Angesichts dieser Schwierigkeiten müssen wir uns zunächst einmal in Erinnerung rufen, daß die Einheit der Kirche der vollkommenen Einheit der göttlichen Dreifaltigkeit entspringt. Das Johannesevangelium sagt uns, daß Jesus zu seinem Vater betete, daß seine Jünger eins sein sollen, »wie du, Vater, in mir bist und ich in dir bin« (Joh 17,21). Hier kommt die unerschütterliche Überzeugung der Urgemeinde zum Ausdruck, daß ihre Einheit der Einheit von Vater, Sohn und Heiligem Geist entspringt und diese gleichzeitig widerspiegelt. Das wiederum zeigt, daß der innere Zusammenhalt der Gläubigen auf der gesunden Unversehrtheit ihres Glaubensbekenntnisses gründete (vgl. 1 Tim 1,3–11). Im Neuen Testament sehen wir, daß die Apostel immer wieder zu ihrem Glauben Rede und Antwort stehen mußten – sowohl gegenüber den Heiden (vgl. Apg 17,16–34) als auch gegenüber den Juden (vgl. Apg 4,5–22; 5,27–42). Der Kern ihrer Argumentation war immer die historische Tatsache der leiblichen Auferstehung Jesu aus dem Grab (vgl. Apg 2,24,32; 3,15; 4,10; 5,30; 10,40; 13,30). Der Erfolg ihrer Verkündigung hing letztendlich nicht ab von »Worten, wie menschliche Weisheit sie lehrt« (1 Kor 2,13), sondern vielmehr vom Wirken des Heiligen Geistes (Eph 3,5), der das verläßliche Zeugnis der Apostel bestätigte (vgl. 1 Kor 15,1–11). Paulus und die Urkirche verkündigten nichts anderes als Jesus Christus, »und zwar als den Gekreuzigten« (1 Kor 2,2). Das war das Kernstück ihrer Verkündigung, die jedoch durch die Reinheit der normativen Lehre gewährleistet sein mußte. Diese fand ihren Ausdruck in Glaubensformeln – »symbola« –, die das Wesen des christlichen Glaubens in Worte faßten und die Grundlage für die Einheit der Getauften darstellten (vgl. 1 Kor 15,3–5; Gal 1,6–9; Unitatis redintegratio, 2).
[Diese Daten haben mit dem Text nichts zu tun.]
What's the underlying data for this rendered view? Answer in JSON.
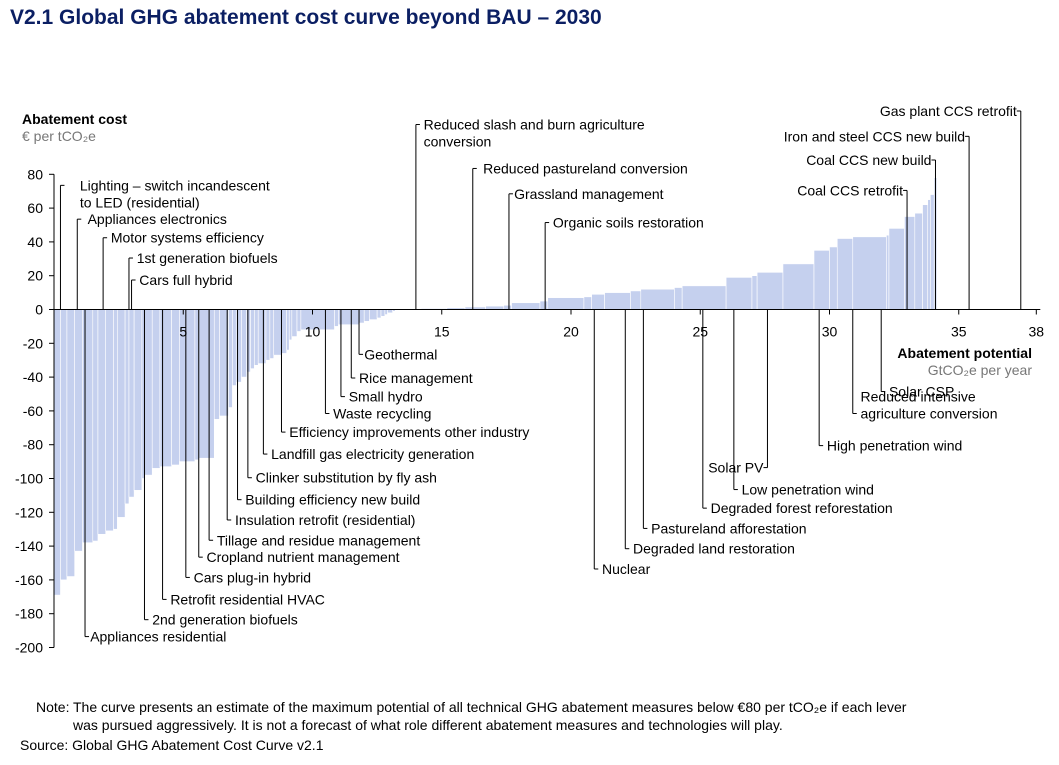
{
  "title": "V2.1 Global GHG abatement cost curve beyond BAU – 2030",
  "note": {
    "label": "Note:",
    "line1": "The curve presents an estimate of the maximum potential of all technical GHG abatement measures below €80 per tCO₂e if each lever",
    "line2": "was pursued aggressively. It is not a forecast of what role different abatement measures and technologies will play."
  },
  "source": "Source: Global GHG Abatement Cost Curve v2.1",
  "colors": {
    "bar": "#c5d0ee",
    "title": "#0b1f63",
    "ylabel_sub": "#777777"
  },
  "chart_data": {
    "type": "bar",
    "subtype": "variable-width abatement cost curve",
    "title": "V2.1 Global GHG abatement cost curve beyond BAU – 2030",
    "ylabel": "Abatement cost",
    "ylabel_unit": "€ per tCO₂e",
    "xlabel": "Abatement potential",
    "xlabel_unit": "GtCO₂e per year",
    "xlim": [
      0,
      38
    ],
    "ylim": [
      -200,
      80
    ],
    "xticks": [
      "5",
      "10",
      "15",
      "20",
      "25",
      "30",
      "35",
      "38"
    ],
    "yticks": [
      "80",
      "60",
      "40",
      "20",
      "0",
      "-20",
      "-40",
      "-60",
      "-80",
      "-100",
      "-120",
      "-140",
      "-160",
      "-180",
      "-200"
    ],
    "grid": false,
    "legend": "none",
    "bars": [
      {
        "w": 0.25,
        "y": -169
      },
      {
        "w": 0.25,
        "y": -160
      },
      {
        "w": 0.3,
        "y": -158
      },
      {
        "w": 0.3,
        "y": -143
      },
      {
        "w": 0.4,
        "y": -138
      },
      {
        "w": 0.2,
        "y": -137
      },
      {
        "w": 0.3,
        "y": -133
      },
      {
        "w": 0.3,
        "y": -131
      },
      {
        "w": 0.15,
        "y": -130
      },
      {
        "w": 0.3,
        "y": -123
      },
      {
        "w": 0.15,
        "y": -115
      },
      {
        "w": 0.2,
        "y": -111
      },
      {
        "w": 0.3,
        "y": -107
      },
      {
        "w": 0.1,
        "y": -100
      },
      {
        "w": 0.3,
        "y": -98
      },
      {
        "w": 0.3,
        "y": -94
      },
      {
        "w": 0.45,
        "y": -93
      },
      {
        "w": 0.3,
        "y": -92
      },
      {
        "w": 0.6,
        "y": -90
      },
      {
        "w": 0.15,
        "y": -89
      },
      {
        "w": 0.6,
        "y": -88
      },
      {
        "w": 0.2,
        "y": -65
      },
      {
        "w": 0.35,
        "y": -63
      },
      {
        "w": 0.15,
        "y": -58
      },
      {
        "w": 0.15,
        "y": -45
      },
      {
        "w": 0.2,
        "y": -43
      },
      {
        "w": 0.2,
        "y": -40
      },
      {
        "w": 0.15,
        "y": -37
      },
      {
        "w": 0.15,
        "y": -35
      },
      {
        "w": 0.15,
        "y": -33
      },
      {
        "w": 0.3,
        "y": -32
      },
      {
        "w": 0.15,
        "y": -30
      },
      {
        "w": 0.15,
        "y": -29
      },
      {
        "w": 0.3,
        "y": -27
      },
      {
        "w": 0.2,
        "y": -26
      },
      {
        "w": 0.1,
        "y": -24
      },
      {
        "w": 0.1,
        "y": -18
      },
      {
        "w": 0.2,
        "y": -16
      },
      {
        "w": 0.15,
        "y": -13
      },
      {
        "w": 1.3,
        "y": -12
      },
      {
        "w": 0.15,
        "y": -10
      },
      {
        "w": 0.8,
        "y": -9
      },
      {
        "w": 0.2,
        "y": -8
      },
      {
        "w": 0.2,
        "y": -7
      },
      {
        "w": 0.3,
        "y": -6
      },
      {
        "w": 0.15,
        "y": -5
      },
      {
        "w": 0.15,
        "y": -4
      },
      {
        "w": 0.1,
        "y": -3
      },
      {
        "w": 0.2,
        "y": -2
      },
      {
        "w": 0.1,
        "y": -1
      },
      {
        "w": 1.0,
        "y": 0.3
      },
      {
        "w": 1.0,
        "y": 0.6
      },
      {
        "w": 0.7,
        "y": 1
      },
      {
        "w": 0.8,
        "y": 1.5
      },
      {
        "w": 0.7,
        "y": 2
      },
      {
        "w": 0.3,
        "y": 2.5
      },
      {
        "w": 1.1,
        "y": 4
      },
      {
        "w": 0.3,
        "y": 5
      },
      {
        "w": 1.4,
        "y": 7
      },
      {
        "w": 0.3,
        "y": 7.5
      },
      {
        "w": 0.5,
        "y": 9
      },
      {
        "w": 1.0,
        "y": 10
      },
      {
        "w": 0.4,
        "y": 11
      },
      {
        "w": 1.3,
        "y": 12
      },
      {
        "w": 0.3,
        "y": 13
      },
      {
        "w": 1.7,
        "y": 14
      },
      {
        "w": 1.0,
        "y": 19
      },
      {
        "w": 0.2,
        "y": 20
      },
      {
        "w": 1.0,
        "y": 22
      },
      {
        "w": 1.2,
        "y": 27
      },
      {
        "w": 0.6,
        "y": 35
      },
      {
        "w": 0.3,
        "y": 37
      },
      {
        "w": 0.6,
        "y": 42
      },
      {
        "w": 1.3,
        "y": 43
      },
      {
        "w": 0.1,
        "y": 44
      },
      {
        "w": 0.6,
        "y": 48
      },
      {
        "w": 0.4,
        "y": 55
      },
      {
        "w": 0.3,
        "y": 57
      },
      {
        "w": 0.2,
        "y": 62
      },
      {
        "w": 0.1,
        "y": 65
      },
      {
        "w": 0.15,
        "y": 68
      },
      {
        "w": 0.1,
        "y": 78
      }
    ],
    "annotations": [
      {
        "text": "Lighting – switch incandescent",
        "text2": "to LED (residential)",
        "tx": 1.0,
        "ty": 70.5,
        "ax": 0.25
      },
      {
        "text": "Appliances electronics",
        "tx": 1.3,
        "ty": 50.5,
        "ax": 0.9
      },
      {
        "text": "Motor systems efficiency",
        "tx": 2.2,
        "ty": 39.5,
        "ax": 1.9
      },
      {
        "text": "1st generation biofuels",
        "tx": 3.2,
        "ty": 27.5,
        "ax": 2.9
      },
      {
        "text": "Cars full hybrid",
        "tx": 3.3,
        "ty": 14.5,
        "ax": 3.0
      },
      {
        "text": "Appliances residential",
        "tx": 1.4,
        "ty": -196.5,
        "ax": 1.2,
        "below": true
      },
      {
        "text": "2nd generation biofuels",
        "tx": 3.8,
        "ty": -186.5,
        "ax": 3.5,
        "below": true
      },
      {
        "text": "Retrofit residential HVAC",
        "tx": 4.5,
        "ty": -174.5,
        "ax": 4.2,
        "below": true
      },
      {
        "text": "Cars plug-in hybrid",
        "tx": 5.4,
        "ty": -161.5,
        "ax": 5.1,
        "below": true
      },
      {
        "text": "Cropland nutrient management",
        "tx": 5.9,
        "ty": -149.5,
        "ax": 5.6,
        "below": true
      },
      {
        "text": "Tillage and residue management",
        "tx": 6.3,
        "ty": -139.5,
        "ax": 6.0,
        "below": true
      },
      {
        "text": "Insulation retrofit (residential)",
        "tx": 7.0,
        "ty": -127.5,
        "ax": 6.7,
        "below": true
      },
      {
        "text": "Building efficiency new build",
        "tx": 7.4,
        "ty": -115.5,
        "ax": 7.1,
        "below": true
      },
      {
        "text": "Clinker substitution by fly ash",
        "tx": 7.8,
        "ty": -102.5,
        "ax": 7.5,
        "below": true
      },
      {
        "text": "Landfill gas electricity generation",
        "tx": 8.4,
        "ty": -88.5,
        "ax": 8.1,
        "below": true
      },
      {
        "text": "Efficiency improvements other industry",
        "tx": 9.1,
        "ty": -75.5,
        "ax": 8.8,
        "below": true
      },
      {
        "text": "Waste recycling",
        "tx": 10.8,
        "ty": -64.5,
        "ax": 10.5,
        "below": true
      },
      {
        "text": "Small hydro",
        "tx": 11.4,
        "ty": -54.5,
        "ax": 11.1,
        "below": true
      },
      {
        "text": "Rice management",
        "tx": 11.8,
        "ty": -43.5,
        "ax": 11.5,
        "below": true
      },
      {
        "text": "Geothermal",
        "tx": 12.0,
        "ty": -29.5,
        "ax": 11.8,
        "below": true
      },
      {
        "text": "Reduced slash and burn agriculture",
        "text2": "conversion",
        "tx": 14.3,
        "ty": 106.5,
        "ax": 14.0
      },
      {
        "text": "Reduced pastureland conversion",
        "tx": 16.6,
        "ty": 80.5,
        "ax": 16.2
      },
      {
        "text": "Grassland management",
        "tx": 17.8,
        "ty": 65.5,
        "ax": 17.6
      },
      {
        "text": "Organic soils restoration",
        "tx": 19.3,
        "ty": 48.5,
        "ax": 19.0
      },
      {
        "text": "Nuclear",
        "tx": 21.2,
        "ty": -156.5,
        "ax": 20.9,
        "below": true
      },
      {
        "text": "Degraded land restoration",
        "tx": 22.4,
        "ty": -144.5,
        "ax": 22.1,
        "below": true
      },
      {
        "text": "Pastureland afforestation",
        "tx": 23.1,
        "ty": -132.5,
        "ax": 22.8,
        "below": true
      },
      {
        "text": "Degraded forest reforestation",
        "tx": 25.4,
        "ty": -120.5,
        "ax": 25.1,
        "below": true
      },
      {
        "text": "Low penetration wind",
        "tx": 26.6,
        "ty": -109.5,
        "ax": 26.3,
        "below": true
      },
      {
        "text": "Solar PV",
        "tx": 27.3,
        "ty": -96.5,
        "ax": 27.6,
        "below": true,
        "textLeft": true
      },
      {
        "text": "High penetration wind",
        "tx": 29.9,
        "ty": -83.5,
        "ax": 29.6,
        "below": true
      },
      {
        "text": "Reduced intensive",
        "text2": "agriculture conversion",
        "tx": 31.2,
        "ty": -64.5,
        "ax": 30.9,
        "below": true,
        "twoUp": true
      },
      {
        "text": "Solar CSP",
        "tx": 32.3,
        "ty": -51.5,
        "ax": 32.0,
        "below": true
      },
      {
        "text": "Coal CCS retrofit",
        "tx": 32.6,
        "ty": 67.5,
        "ax": 33.0,
        "textLeft": true
      },
      {
        "text": "Coal CCS new build",
        "tx": 33.7,
        "ty": 85.5,
        "ax": 34.1,
        "textLeft": true
      },
      {
        "text": "Iron and steel CCS new build",
        "tx": 35.0,
        "ty": 99.5,
        "ax": 35.4,
        "textLeft": true
      },
      {
        "text": "Gas plant CCS retrofit",
        "tx": 37.0,
        "ty": 114.5,
        "ax": 37.4,
        "textLeft": true
      }
    ]
  }
}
Meine lieben Freunde, die Kraft des »kerygma« hat nichts von ihrer inneren Dynamik verloren. Dennoch müssen wir uns fragen, ob sie nicht vielleicht durch einen relativistischen Zugang zur christlichen Lehre abgeschwächt wurde – ähnlich dem, den man in säkularen Ideologien findet, die nur die Wissenschaft allein für »objektiv« halten und die Religion vollkommen in die subjektive Sphäre individueller Gefühle verbannen. Wissenschaftliche Entdeckungen und ihre Anwendung durch den menschlichen Geist bieten zweifellos neue Möglichkeiten, die der Menschheit zugute kommen. Das bedeutet jedoch nicht, daß das, was man »wissen« kann, auf das empirisch Verifizierbare beschränkt ist, noch daß die Religion sich nur im wandelbaren Bereich der »persönlichen Erfahrung« bewegt.

Wenn Christen dieses falsche Denkschema übernehmen, dann kommen sie zu dem Schluß, daß es wohl kaum notwendig sei, bei der Darlegung des christlichen Glaubens die objektive Wahrheit hervorzuheben: man brauche nur seinem Gewissen zu folgen und eine Gemeinschaft zu wählen, die dem eigenen Geschmack am besten entspricht. Das Resultat ist die immer weitere Verbreitung von Gemeinschaften, die oft institutionelle Strukturen vermeiden und Lehrinhalten für das christliche Leben geringe Bedeutung zumessen.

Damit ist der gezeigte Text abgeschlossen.